# Converting 20pin to 14pin



## dave1701

Can this be done.  I have limited knowledge about stuff like this.  My power supply blew up earlier, and I'm gonna move the motherboard to a different case with a different power supply.  It's got a 20 pin end that plugs into the MOBO.  This motherboard needs a 14 pin connector.  Is it possible to wire up a 14 connector from the 20?


----------



## johnb35

You must have an OEM motherboard and would need the OEM power supply that went with it.  You need to find the exact replacement or i would say its time to build a new system.

This wouldn't be compaq/hp computer would it?


----------



## dave1701

Yes this is a Compaq Evo d510 SFF.  Why?  I have the old power supply.


----------



## johnb35

I was thinking it was HP/Dell that used the smaller mobo connectors.  You either need to use the power supply and custom mount it in the case if its possible or build a new system.


----------



## dave1701

I want to build a new system.  I want to use the Motherboard from computer with the broke power supply.  I need to power it though.  Is there some sort of 20pin to 14 pin adapter I can get?  Sorry if I sound thick headed, but I don't really understand an OEM motherboard is.  I just don't want to spend any more money.  

Oh, I forgot to say.  This is a computer I saved from the dumpster.  I spent money to put a good video card in it, but the power supply didn't agree with that.  I put had put new ram in there too.  I could remove the motherboard and put it in another case, but it would still need power.  I have a few 20pin power supplies lying around.  Can I use those?


----------



## johnb35

As far as I know they don't make a 20 pin to 14 pin converter cable.  However, I did find this on a web search.  You will have to modify the cabling somewhat.  

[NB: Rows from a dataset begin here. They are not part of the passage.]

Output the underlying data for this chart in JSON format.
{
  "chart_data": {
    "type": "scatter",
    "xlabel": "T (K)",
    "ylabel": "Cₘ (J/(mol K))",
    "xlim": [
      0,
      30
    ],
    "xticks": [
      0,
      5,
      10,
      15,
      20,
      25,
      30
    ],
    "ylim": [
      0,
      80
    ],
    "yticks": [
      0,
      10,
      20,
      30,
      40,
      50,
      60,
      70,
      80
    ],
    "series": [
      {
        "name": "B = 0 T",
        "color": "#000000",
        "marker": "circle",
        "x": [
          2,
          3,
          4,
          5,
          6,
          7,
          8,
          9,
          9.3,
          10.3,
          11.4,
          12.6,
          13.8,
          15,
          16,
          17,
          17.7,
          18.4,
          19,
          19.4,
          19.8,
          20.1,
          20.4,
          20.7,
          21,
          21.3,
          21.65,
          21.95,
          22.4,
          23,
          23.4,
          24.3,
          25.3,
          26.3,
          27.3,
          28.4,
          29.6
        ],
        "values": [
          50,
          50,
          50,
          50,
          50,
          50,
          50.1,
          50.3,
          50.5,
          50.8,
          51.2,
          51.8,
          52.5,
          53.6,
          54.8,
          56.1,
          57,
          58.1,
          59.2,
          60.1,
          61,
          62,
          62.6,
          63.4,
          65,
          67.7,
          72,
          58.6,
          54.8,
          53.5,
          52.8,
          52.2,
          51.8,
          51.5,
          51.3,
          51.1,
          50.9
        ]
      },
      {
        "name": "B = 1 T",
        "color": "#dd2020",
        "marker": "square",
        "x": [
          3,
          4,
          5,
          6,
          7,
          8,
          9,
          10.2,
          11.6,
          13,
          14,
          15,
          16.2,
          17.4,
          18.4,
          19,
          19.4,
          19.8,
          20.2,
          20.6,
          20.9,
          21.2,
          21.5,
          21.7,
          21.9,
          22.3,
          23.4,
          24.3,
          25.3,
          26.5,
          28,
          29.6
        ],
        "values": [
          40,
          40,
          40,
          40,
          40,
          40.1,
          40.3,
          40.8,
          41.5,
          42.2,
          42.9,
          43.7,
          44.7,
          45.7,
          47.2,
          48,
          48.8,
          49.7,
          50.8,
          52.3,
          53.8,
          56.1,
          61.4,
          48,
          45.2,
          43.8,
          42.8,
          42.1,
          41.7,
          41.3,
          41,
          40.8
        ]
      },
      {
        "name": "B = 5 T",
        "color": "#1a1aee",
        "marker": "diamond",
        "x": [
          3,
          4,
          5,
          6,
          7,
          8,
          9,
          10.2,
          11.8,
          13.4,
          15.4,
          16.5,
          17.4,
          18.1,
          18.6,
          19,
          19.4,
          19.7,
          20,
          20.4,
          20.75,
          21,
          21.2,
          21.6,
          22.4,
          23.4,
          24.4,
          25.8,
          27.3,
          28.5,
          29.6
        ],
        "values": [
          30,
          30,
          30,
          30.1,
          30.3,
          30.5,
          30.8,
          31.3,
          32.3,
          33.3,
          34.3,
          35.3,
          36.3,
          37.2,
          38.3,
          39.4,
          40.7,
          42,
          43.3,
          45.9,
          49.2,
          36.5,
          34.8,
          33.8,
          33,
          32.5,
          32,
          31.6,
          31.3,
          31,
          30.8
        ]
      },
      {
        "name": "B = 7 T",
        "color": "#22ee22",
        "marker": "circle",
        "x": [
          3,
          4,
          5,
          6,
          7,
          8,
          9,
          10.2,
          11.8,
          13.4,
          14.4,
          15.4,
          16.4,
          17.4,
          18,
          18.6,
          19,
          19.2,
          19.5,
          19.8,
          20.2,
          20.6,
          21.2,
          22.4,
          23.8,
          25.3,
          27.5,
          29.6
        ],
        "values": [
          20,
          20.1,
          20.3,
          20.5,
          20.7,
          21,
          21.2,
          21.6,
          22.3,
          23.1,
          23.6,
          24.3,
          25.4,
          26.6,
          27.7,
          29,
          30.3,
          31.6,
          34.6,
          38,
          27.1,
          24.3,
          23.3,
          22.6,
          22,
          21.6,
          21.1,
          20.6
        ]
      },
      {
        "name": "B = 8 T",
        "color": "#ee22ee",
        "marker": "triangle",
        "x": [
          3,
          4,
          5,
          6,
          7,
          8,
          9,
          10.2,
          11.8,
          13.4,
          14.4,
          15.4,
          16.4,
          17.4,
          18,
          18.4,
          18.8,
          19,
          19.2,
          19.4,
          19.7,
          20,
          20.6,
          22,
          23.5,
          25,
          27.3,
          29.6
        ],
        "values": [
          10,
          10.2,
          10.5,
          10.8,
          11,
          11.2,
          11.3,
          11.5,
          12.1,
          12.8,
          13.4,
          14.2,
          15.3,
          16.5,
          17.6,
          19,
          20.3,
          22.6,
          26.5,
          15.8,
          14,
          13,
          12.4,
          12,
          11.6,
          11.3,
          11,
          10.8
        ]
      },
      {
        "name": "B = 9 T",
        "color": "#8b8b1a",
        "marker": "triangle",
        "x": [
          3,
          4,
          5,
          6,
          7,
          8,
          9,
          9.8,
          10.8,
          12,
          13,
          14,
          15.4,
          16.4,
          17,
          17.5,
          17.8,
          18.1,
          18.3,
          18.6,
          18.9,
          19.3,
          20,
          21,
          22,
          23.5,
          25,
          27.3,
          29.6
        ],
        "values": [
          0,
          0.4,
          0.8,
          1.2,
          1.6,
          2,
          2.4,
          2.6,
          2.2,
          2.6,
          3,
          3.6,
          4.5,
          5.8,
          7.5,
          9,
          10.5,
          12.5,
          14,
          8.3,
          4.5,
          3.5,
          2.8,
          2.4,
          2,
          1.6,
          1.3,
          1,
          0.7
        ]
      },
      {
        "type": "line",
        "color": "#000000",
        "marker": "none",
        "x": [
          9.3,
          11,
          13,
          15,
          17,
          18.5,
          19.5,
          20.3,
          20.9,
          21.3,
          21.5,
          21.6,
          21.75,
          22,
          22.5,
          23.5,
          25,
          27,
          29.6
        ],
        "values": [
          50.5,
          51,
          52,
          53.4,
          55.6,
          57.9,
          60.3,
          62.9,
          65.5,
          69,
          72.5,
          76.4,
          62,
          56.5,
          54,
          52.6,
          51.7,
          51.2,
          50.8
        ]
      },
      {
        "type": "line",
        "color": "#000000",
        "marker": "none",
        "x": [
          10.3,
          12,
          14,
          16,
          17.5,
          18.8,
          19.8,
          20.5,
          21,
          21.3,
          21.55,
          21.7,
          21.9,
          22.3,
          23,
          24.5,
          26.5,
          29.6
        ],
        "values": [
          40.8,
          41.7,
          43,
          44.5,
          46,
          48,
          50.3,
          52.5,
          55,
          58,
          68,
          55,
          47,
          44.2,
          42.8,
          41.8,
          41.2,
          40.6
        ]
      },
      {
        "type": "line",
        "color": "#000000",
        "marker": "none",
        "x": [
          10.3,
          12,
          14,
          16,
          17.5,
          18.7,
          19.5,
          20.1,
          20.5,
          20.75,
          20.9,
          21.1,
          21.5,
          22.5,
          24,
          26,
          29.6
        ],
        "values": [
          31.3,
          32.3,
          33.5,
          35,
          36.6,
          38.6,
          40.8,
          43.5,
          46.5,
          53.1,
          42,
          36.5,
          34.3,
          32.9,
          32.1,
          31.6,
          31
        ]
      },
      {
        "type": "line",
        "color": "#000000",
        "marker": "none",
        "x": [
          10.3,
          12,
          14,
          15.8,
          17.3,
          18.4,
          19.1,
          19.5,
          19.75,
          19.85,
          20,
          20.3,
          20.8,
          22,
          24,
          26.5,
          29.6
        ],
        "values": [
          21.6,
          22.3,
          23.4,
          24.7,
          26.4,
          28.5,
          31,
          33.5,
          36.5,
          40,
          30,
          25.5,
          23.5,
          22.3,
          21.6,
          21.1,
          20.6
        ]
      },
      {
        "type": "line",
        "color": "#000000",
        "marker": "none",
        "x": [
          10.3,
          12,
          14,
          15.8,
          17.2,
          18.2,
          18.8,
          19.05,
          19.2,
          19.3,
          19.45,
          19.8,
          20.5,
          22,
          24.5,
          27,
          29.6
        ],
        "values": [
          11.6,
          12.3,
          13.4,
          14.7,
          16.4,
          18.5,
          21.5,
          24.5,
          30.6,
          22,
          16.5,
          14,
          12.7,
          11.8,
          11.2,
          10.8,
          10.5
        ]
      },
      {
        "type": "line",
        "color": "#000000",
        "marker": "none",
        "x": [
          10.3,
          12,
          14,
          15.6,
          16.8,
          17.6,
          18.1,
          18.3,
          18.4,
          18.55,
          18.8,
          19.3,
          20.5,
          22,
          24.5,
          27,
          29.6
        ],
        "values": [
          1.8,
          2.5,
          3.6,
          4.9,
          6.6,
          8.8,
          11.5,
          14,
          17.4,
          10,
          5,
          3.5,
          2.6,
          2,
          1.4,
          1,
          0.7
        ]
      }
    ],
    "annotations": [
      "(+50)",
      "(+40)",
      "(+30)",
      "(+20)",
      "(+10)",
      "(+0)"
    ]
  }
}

http://www.mp3car.com/vbulletin/power-supplies/52219-how-use-standard-atx-ps-compaq-mobo.html


----------



## dave1701

Thanks.  I'll try that.


----------



## dave1701

Ok.  So if I use this

http://freecircuitdiagram.com/pinout/1046/14-pin-compaq-power-supply-connector/

and this

this is a standard atx pinout
1 +3.3Vdc Orange 
2 +3.3Vdc Orange 
3 GND Black 
4 +5Vdc Red 
5 GND Black 
6 +5Vdc Red 
7 GND Black 
8 PWR-OK Gray 
9 +5Vdc
VSB
standby Voltage Purple 
10 +12Vdc Yellow 
11 +3.3Vdc Orange
{brown is 3.3Vdc
sense] 
12 -12Vdc Blue 
13 GND Black 
14 PS-ON Green 
15 GND Black 
16 GND Black 
17 GND Black 
18 -5Vdc White 
19 +5Vdc Red 
20 +5Vdc Red 

and connect the wires with the same voltage, would it work?


----------



## johnb35

Technically yes, but anything can happen and if you wire it up wrong, there goes your mobo and possibly other hardware.


----------